No matter who is mayor, New York jealously guards the reservoirs and pipes that bring us water. Today the city spends $200 million a year employing 2,600 people to protect the water and sewer system, including guarding and monitoring upstate reservoirs.

Now, though, in a lawsuit filed this month, the US Department of Justice, with EPA support, calls our water system “a serious public-health problem.” The supposed risk: Birds can poop in uncovered Hillview Reservoir in Yonkers, the last stop for a billion gallons of already chlorinated and ultraviolet-treated water as it flows into local pipes.

So we have to cover it, likely with concrete. Rather than fight, the city immediately settled, entering into a “consent decree.”

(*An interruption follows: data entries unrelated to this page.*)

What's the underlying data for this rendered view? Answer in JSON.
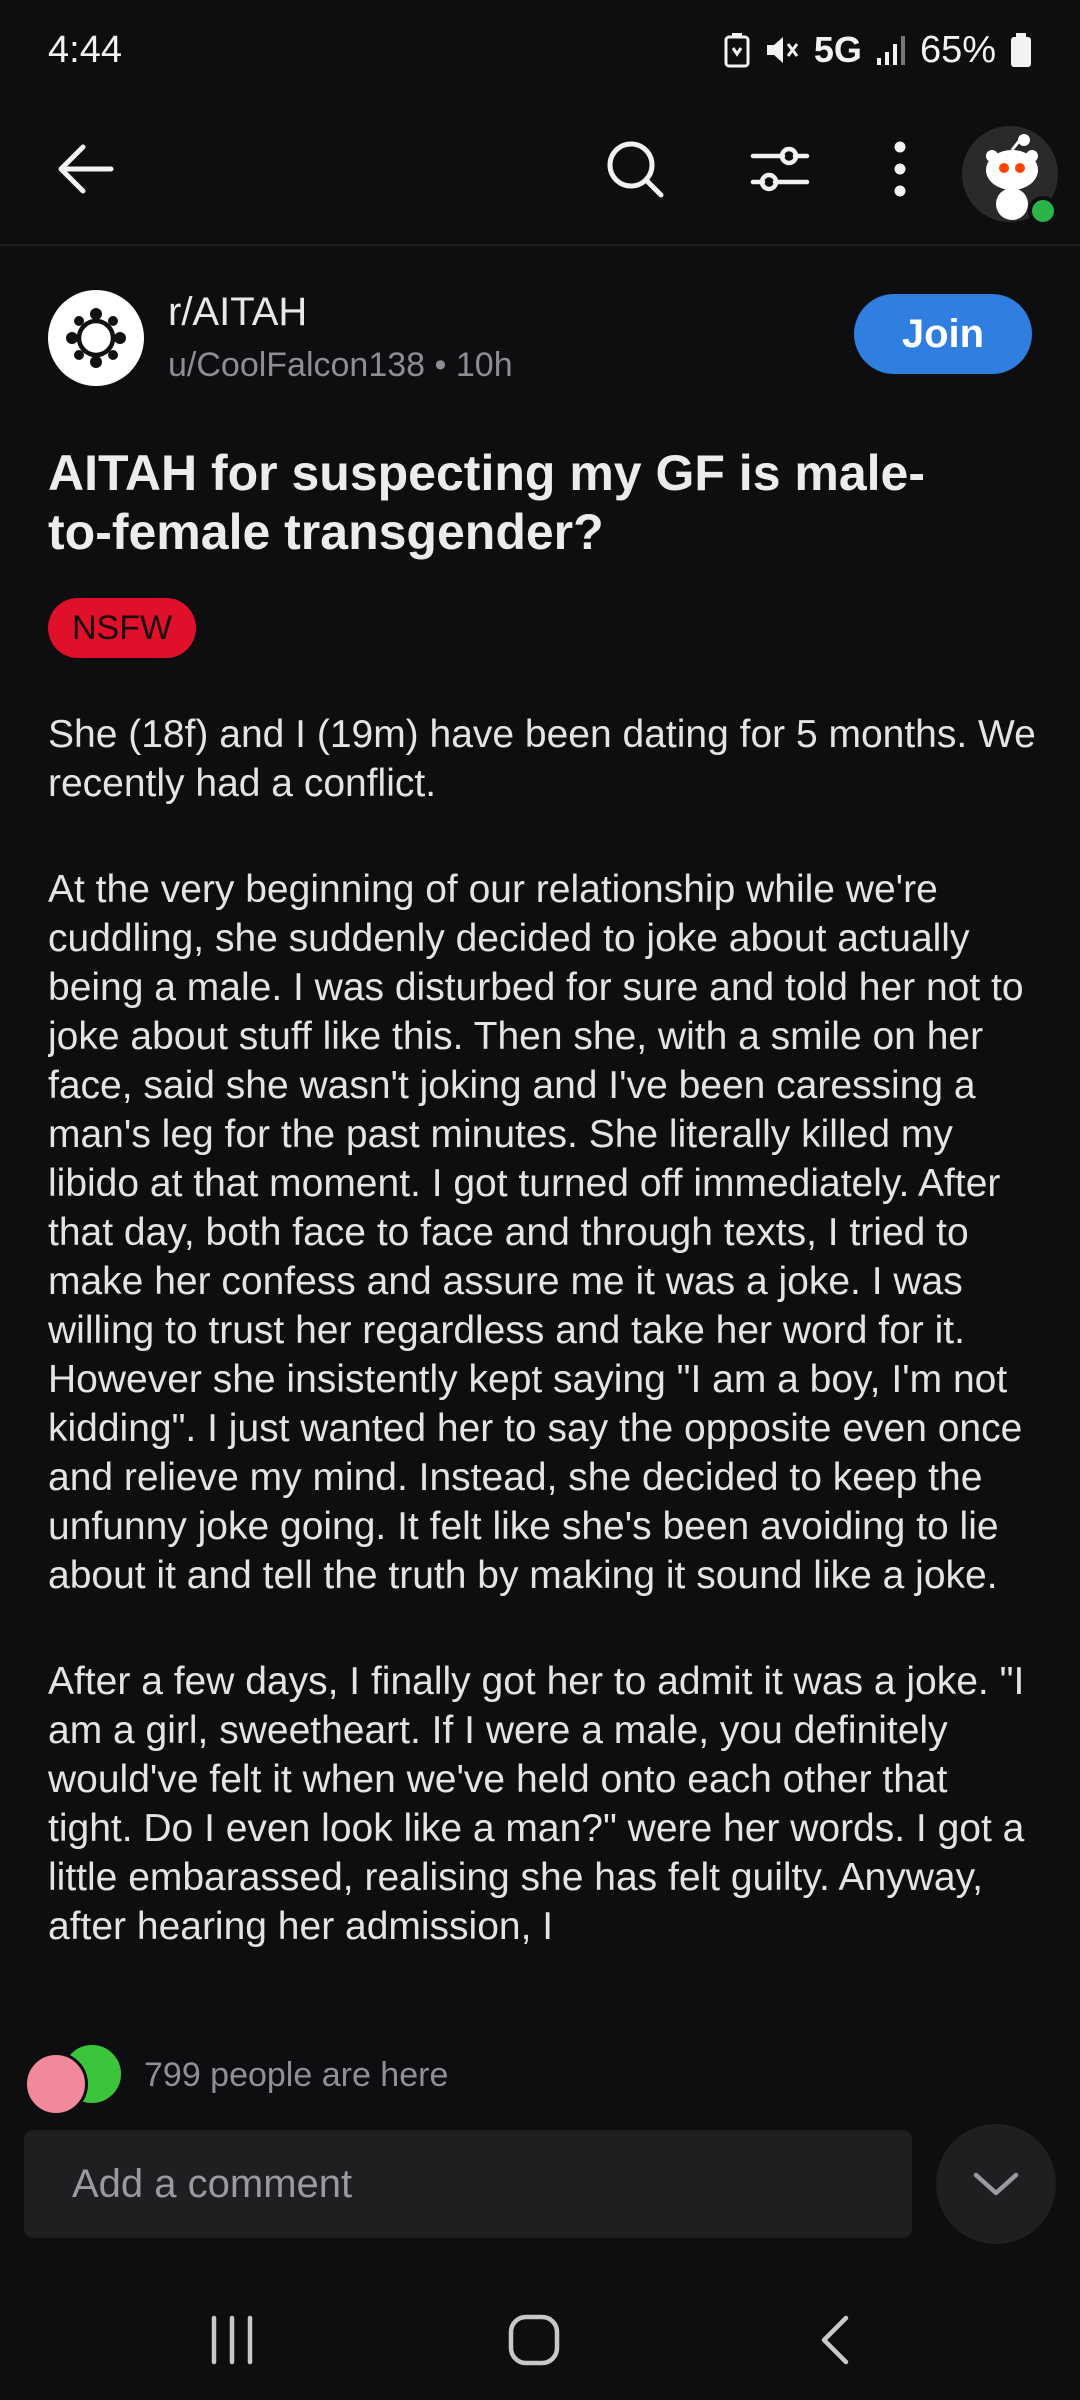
{
  "status_bar": {
    "time": "4:44",
    "network": "5G",
    "battery": "65%"
  },
  "toolbar": {
    "back_icon": "arrow-left-icon",
    "search_icon": "search-icon",
    "filter_icon": "sliders-icon",
    "more_icon": "more-vertical-icon"
  },
  "post": {
    "subreddit": "r/AITAH",
    "author": "u/CoolFalcon138",
    "age": "10h",
    "join_label": "Join",
    "title": "AITAH for suspecting my GF is male-to-female transgender?",
    "badge": "NSFW",
    "paragraphs": [
      "She (18f) and I (19m) have been dating for 5 months. We recently had a conflict.",
      "At the very beginning of our relationship while we're cuddling, she suddenly decided to joke about actually being a male. I was disturbed for sure and told her not to joke about stuff like this. Then she, with a smile on her face, said she wasn't joking and I've been caressing a man's leg for the past minutes. She literally killed my libido at that moment. I got turned off immediately. After that day, both face to face and through texts, I tried to make her confess and assure me it was a joke. I was willing to trust her regardless and take her word for it. However she insistently kept saying \"I am a boy, I'm not kidding\". I just wanted her to say the opposite even once and relieve my mind. Instead, she decided to keep the unfunny joke going. It felt like she's been avoiding to lie about it and tell the truth by making it sound like a joke.",
      "After a few days, I finally got her to admit it was a joke. \"I am a girl, sweetheart. If I were a male, you definitely would've felt it when we've held onto each other that tight. Do I even look like a man?\" were her words. I got a little embarassed, realising she has felt guilty. Anyway, after hearing her admission, I"
    ]
  },
  "presence": {
    "text": "799 people are here"
  },
  "comment": {
    "placeholder": "Add a comment"
  },
  "colors": {
    "background": "#0e0e10",
    "join": "#2f7ee0",
    "nsfw": "#e0102a",
    "online": "#2bb34a"
  }
}
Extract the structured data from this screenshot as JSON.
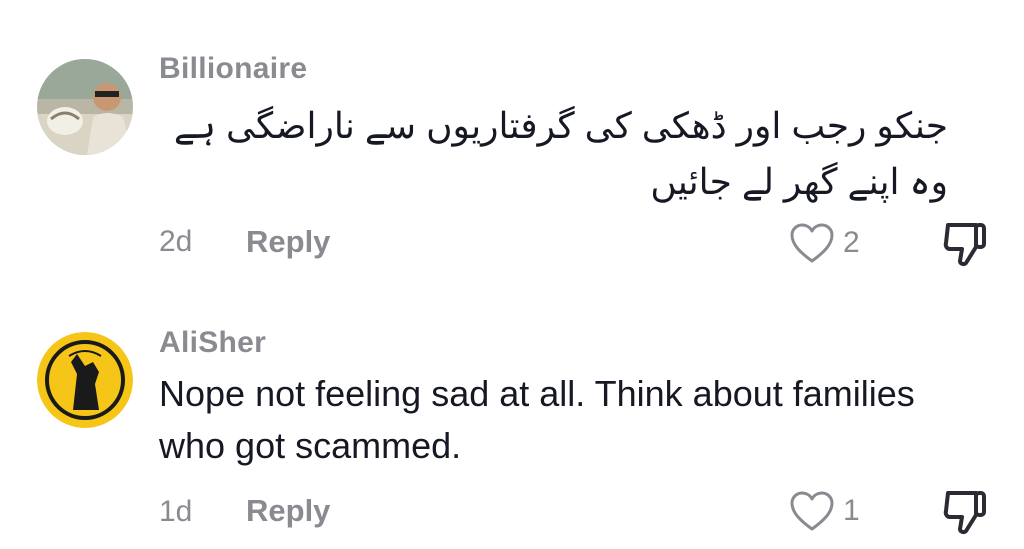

Although it’s tempting to imagine dark Trumpian forces punishing Democratic New York in this case, there is no evidence that the president knows about this lawsuit. Rather, it’s the culmination of a painfully drawn-out process, spanning four administrations.

In 1996, the Clinton-era Congress amended the Safe Drinking Water Act. It took another decade, until 2006, for Bush-era regulators to apply the toughened law to ­uncovered reservoirs. Obama-era regulators dithered for years over whether the city would have to build the cap. All along, New York City tap water remained as safe and delicious as ever. But no ­matter, the feds kept pressing for the cap.

Trump was supposed to be different. Ten days into office, the 45th president signed an executive order to “reduce regulation and control regulatory costs” — without, of course, harming the environment. This lawsuit fails on three counts.

First, it isn’t science-based. The EPA is upfront that this massive project is to “prevent” harm, not to remediate it. The city regularly tests the water, and the lawsuit doesn’t proffer any evidence that anyone has gotten sick. The best the feds can do is to say that “if the Hillview water were to be re-contaminated” after previous chlorine treatment, “health would be threatened.”

But consider: Former Mayor Mike Bloomberg was a stickler for public health, yet he spent 12 years in office not capping the reservoir. Would the man who wouldn’t let us drink soda let us drink dirty water? Tellingly, even the environmental groups that often sue as third parties to enforce government statutes regarding air and water have left this case alone.

Then, too, New York has until 2049 to complete this project. You’re drinking bird poop but have to wait 30 years for the feds to rescue you. That’s an odd message to telegraph.

Second, it is an unfunded mandate that ignores local ideas. “You’ve got a great opportunity to put in place adaptive management” rather than apply a one-size-fits-all rule, Carter Strickland, Bloomberg’s environmental protection chief, tells me. The city already manages wildlife at Hillview and can change its methods if and when testing results change.

Third, the feds ignore cost-benefit analysis. If EPA administrator Andrew Wheeler is concerned about local water supply, he ought to start with areas with far less oversight and power over their own supplies. New York’s latest (unfounded) state health warning over water bacteria didn’t apply to the Big Apple but to tiny upstate Franklin County. All over the country, in places with less media scrutiny than New York, people face real contamination.

Finally, one aspect of the suit is punitive. As part of the settlement, Gotham must pay a $1 million federal fine, plus $250,000 in state penalties. By comparison, the DOJ and EPA this month levied a $616,000 civil penalty against ExxonMobil for clean-air violations arising from a 2013 fire at a Texas refinery that killed two employees.

Meanwhile, drink up, the water’s fine — thanks to the resources and self-enlightened intentions of a wealthy city, not the feds.